“Keadilan bukan hanya tentang pasal, tapi tentang hati. Bila hukum kehilangan empati, maka ia akan kehilangan maknanya sebagai pelindung rakyat kecil.”
SangajiNews.com, Magelang, 27 Mei 2025 – Dalam sebuah langkah dramatis yang menyentuh hati nurani publik, ADV. MARKUS WIJAYA, S.H., selaku Kepala Divisi DPP FERADI WPI, secara resmi mengajukan permohonan penangguhan penahanan kepada Kejaksaan Negeri Kota Magelang. Permohonan ini menyangkut kliennya, seorang perempuan berinisial “L”, yang saat ini ditahan atas perkara bernomor LP/B/706/II/2025/SPKT/POLDA JAWA TENGAH.
“L”, yang merupakan tulang punggung keluarga, harus menghadapi jerat hukum di tengah kenyataan pahit: suaminya menderita stroke dan neneknya yang berusia 93 tahun sangat bergantung padanya dalam kehidupan sehari-hari. Situasi ini diperburuk oleh kondisi ekonomi yang kian terpuruk pasca-pandemi COVID-19.

“Klien kami selama ini sangat kooperatif, tidak pernah mangkir dari panggilan penyidik, dan tidak ada indikasi melarikan diri. Kami mengajukan permohonan ini semata-mata atas dasar rasa kemanusiaan,” ungkap ADV. MARKUS WIJAYA, S.H., Selasa (27/5/2025).

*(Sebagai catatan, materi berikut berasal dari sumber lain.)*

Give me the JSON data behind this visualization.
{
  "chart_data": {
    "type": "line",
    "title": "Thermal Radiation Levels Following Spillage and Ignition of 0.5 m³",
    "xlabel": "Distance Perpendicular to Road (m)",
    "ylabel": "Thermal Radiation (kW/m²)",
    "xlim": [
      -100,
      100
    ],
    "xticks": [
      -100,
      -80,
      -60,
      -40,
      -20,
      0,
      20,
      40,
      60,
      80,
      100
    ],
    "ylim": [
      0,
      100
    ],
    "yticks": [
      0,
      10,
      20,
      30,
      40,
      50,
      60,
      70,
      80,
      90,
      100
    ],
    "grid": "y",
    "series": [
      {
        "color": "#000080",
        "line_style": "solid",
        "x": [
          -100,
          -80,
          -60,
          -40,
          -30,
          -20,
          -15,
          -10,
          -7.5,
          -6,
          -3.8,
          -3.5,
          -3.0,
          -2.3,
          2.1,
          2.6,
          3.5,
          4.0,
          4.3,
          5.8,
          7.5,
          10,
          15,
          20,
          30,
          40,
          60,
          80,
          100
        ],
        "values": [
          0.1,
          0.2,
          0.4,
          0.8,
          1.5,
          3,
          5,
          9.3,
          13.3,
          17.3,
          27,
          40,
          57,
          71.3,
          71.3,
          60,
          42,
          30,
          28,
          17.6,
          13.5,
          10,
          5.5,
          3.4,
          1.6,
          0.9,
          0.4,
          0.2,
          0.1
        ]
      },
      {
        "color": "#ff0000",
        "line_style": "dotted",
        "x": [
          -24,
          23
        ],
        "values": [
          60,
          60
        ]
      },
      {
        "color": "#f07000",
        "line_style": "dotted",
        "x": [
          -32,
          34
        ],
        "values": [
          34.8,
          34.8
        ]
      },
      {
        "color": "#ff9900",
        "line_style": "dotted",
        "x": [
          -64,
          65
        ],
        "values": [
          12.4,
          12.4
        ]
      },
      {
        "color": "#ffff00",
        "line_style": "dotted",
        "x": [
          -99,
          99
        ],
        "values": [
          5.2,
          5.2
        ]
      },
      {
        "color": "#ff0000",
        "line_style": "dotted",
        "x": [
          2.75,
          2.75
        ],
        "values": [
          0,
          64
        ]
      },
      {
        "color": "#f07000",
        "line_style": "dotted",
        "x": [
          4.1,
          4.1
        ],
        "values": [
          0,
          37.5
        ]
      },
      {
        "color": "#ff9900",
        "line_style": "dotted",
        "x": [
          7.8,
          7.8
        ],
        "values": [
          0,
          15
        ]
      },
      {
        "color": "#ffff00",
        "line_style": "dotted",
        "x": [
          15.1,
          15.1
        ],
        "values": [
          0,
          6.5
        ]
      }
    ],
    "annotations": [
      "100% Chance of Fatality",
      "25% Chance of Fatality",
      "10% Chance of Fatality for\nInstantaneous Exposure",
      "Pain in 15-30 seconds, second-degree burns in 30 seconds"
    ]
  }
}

Permohonan ini juga mendapat dukungan penuh dari KETUA UMUM FERADI WPI, ADV. DONNY ANDRETTI, S.H., S.Kom., M.Kom., C.Md., C.PFW., C.MDF., yang turut hadir memberikan keterangan. Ia menegaskan bahwa organisasi akan mengawal proses hukum agar berjalan adil dan transparan.
“Kami akan mengerahkan tim lawyer serta wartawan dari FERADI Mediatore dan Ikatan Wartawan Jagat Raya Indonesia untuk memastikan tidak ada ketidakadilan dalam kasus ini,” tegas ADV. DONNY ANDRETTI.

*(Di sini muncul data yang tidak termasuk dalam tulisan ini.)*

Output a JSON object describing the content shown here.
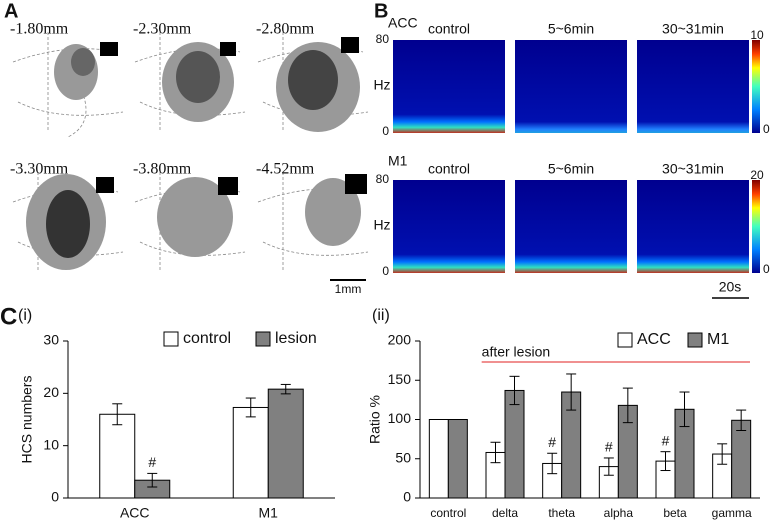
{
  "panel_a": {
    "letter": "A",
    "sections": [
      "-1.80mm",
      "-2.30mm",
      "-2.80mm",
      "-3.30mm",
      "-3.80mm",
      "-4.52mm"
    ],
    "scale_bar": "1mm"
  },
  "panel_b": {
    "letter": "B",
    "columns": [
      "control",
      "5~6min",
      "30~31min"
    ],
    "rows": [
      {
        "region": "ACC",
        "y_axis_label": "Hz",
        "ylim": [
          0,
          80
        ],
        "colorbar": [
          0,
          10
        ]
      },
      {
        "region": "M1",
        "y_axis_label": "Hz",
        "ylim": [
          0,
          80
        ],
        "colorbar": [
          0,
          20
        ]
      }
    ],
    "scale_bar": "20s"
  },
  "panel_c": {
    "letter": "C"
  },
  "chart_data": [
    {
      "type": "bar",
      "label": "(i)",
      "y_axis_label": "HCS numbers",
      "categories": [
        "ACC",
        "M1"
      ],
      "series": [
        {
          "name": "control",
          "color": "#ffffff",
          "values": [
            16,
            17.3
          ],
          "errors": [
            2,
            1.8
          ],
          "annotations": [
            null,
            null
          ]
        },
        {
          "name": "lesion",
          "color": "#808080",
          "values": [
            3.4,
            20.8
          ],
          "errors": [
            1.3,
            0.9
          ],
          "annotations": [
            "#",
            null
          ]
        }
      ],
      "ylim": [
        0,
        30
      ],
      "yticks": [
        0,
        10,
        20,
        30
      ],
      "legend": "top"
    },
    {
      "type": "bar",
      "label": "(ii)",
      "y_axis_label": "Ratio %",
      "categories": [
        "control",
        "delta",
        "theta",
        "alpha",
        "beta",
        "gamma"
      ],
      "series": [
        {
          "name": "ACC",
          "color": "#ffffff",
          "values": [
            100,
            58,
            44,
            40,
            47,
            56
          ],
          "errors": [
            0,
            13,
            13,
            11,
            12,
            13
          ],
          "annotations": [
            null,
            null,
            "#",
            "#",
            "#",
            null
          ]
        },
        {
          "name": "M1",
          "color": "#808080",
          "values": [
            100,
            137,
            135,
            118,
            113,
            99
          ],
          "errors": [
            0,
            18,
            23,
            22,
            22,
            13
          ],
          "annotations": [
            null,
            null,
            null,
            null,
            null,
            null
          ]
        }
      ],
      "bracket_label": "after lesion",
      "bracket_color": "#e02020",
      "ylim": [
        0,
        200
      ],
      "yticks": [
        0,
        50,
        100,
        150,
        200
      ],
      "legend": "top-right"
    }
  ]
}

Namun, harapan itu sementara pupus. Permohonan ditolak oleh pihak Kejaksaan dengan alasan jarak domisili terlapor di Semarang dianggap menyulitkan proses kehadiran dalam persidangan yang digelar di Magelang.

“Klien kami bahkan sudah siap hadir satu hari sebelum sidang. Tapi tetap ditolak. Kami sangat menyayangkan keputusan yang terlalu kaku ini,” tambah Markus dalam nada kecewa.

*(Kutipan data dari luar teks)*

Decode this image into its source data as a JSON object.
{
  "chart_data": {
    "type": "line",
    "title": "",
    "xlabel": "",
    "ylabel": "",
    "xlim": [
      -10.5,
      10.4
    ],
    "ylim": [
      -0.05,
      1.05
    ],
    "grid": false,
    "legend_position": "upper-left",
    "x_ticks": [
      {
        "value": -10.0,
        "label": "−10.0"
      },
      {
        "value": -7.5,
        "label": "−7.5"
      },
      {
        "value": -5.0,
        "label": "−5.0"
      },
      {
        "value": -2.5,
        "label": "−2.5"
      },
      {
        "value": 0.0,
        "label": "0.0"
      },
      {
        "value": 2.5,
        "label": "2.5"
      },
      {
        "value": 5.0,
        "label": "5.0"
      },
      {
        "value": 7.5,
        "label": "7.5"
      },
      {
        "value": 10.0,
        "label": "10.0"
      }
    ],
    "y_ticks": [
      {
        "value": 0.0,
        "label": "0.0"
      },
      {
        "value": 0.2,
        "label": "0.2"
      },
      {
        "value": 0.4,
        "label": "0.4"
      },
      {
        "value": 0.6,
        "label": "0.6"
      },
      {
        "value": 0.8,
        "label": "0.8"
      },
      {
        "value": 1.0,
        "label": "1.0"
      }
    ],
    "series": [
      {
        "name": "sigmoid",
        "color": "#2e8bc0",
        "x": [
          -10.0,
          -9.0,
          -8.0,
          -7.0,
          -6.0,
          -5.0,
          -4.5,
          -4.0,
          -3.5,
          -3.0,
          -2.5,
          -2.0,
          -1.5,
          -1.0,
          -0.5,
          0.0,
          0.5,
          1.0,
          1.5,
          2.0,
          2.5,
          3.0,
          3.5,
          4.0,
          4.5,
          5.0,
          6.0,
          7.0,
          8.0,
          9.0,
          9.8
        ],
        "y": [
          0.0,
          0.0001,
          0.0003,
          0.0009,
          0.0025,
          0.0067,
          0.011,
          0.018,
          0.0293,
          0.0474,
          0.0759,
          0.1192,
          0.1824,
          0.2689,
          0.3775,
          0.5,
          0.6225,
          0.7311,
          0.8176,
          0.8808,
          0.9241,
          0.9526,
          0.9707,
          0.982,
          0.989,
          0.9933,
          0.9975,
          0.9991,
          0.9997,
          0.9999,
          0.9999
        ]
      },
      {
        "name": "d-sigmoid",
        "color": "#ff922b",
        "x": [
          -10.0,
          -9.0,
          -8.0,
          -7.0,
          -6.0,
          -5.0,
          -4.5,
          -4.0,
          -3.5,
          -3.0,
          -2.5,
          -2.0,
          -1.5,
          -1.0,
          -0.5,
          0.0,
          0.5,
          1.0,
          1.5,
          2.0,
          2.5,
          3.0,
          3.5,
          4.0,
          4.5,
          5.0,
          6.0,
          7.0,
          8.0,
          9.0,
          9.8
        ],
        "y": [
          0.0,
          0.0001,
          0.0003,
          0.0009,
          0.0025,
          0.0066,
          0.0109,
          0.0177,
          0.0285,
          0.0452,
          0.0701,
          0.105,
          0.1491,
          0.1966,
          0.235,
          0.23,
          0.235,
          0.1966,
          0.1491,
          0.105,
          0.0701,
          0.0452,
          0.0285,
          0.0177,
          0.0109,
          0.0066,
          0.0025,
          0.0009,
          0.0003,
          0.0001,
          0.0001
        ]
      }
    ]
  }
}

Tim hukum FERADI WPI menyampaikan bahwa langkah hukum lanjutan tengah dipertimbangkan, termasuk upaya komunikasi lanjutan dengan Kejaksaan dan instansi terkait, dengan harapan bahwa dimensi hukum tidak melupakan sisi kemanusiaan.
Sebagai penutup, Donny Andretti menyampaikan pesan penuh makna yang menggugah rasa:
“Keadilan bukan hanya tentang pasal, tapi tentang hati. Bila hukum kehilangan empati, maka ia akan kehilangan maknanya sebagai pelindung rakyat kecil.”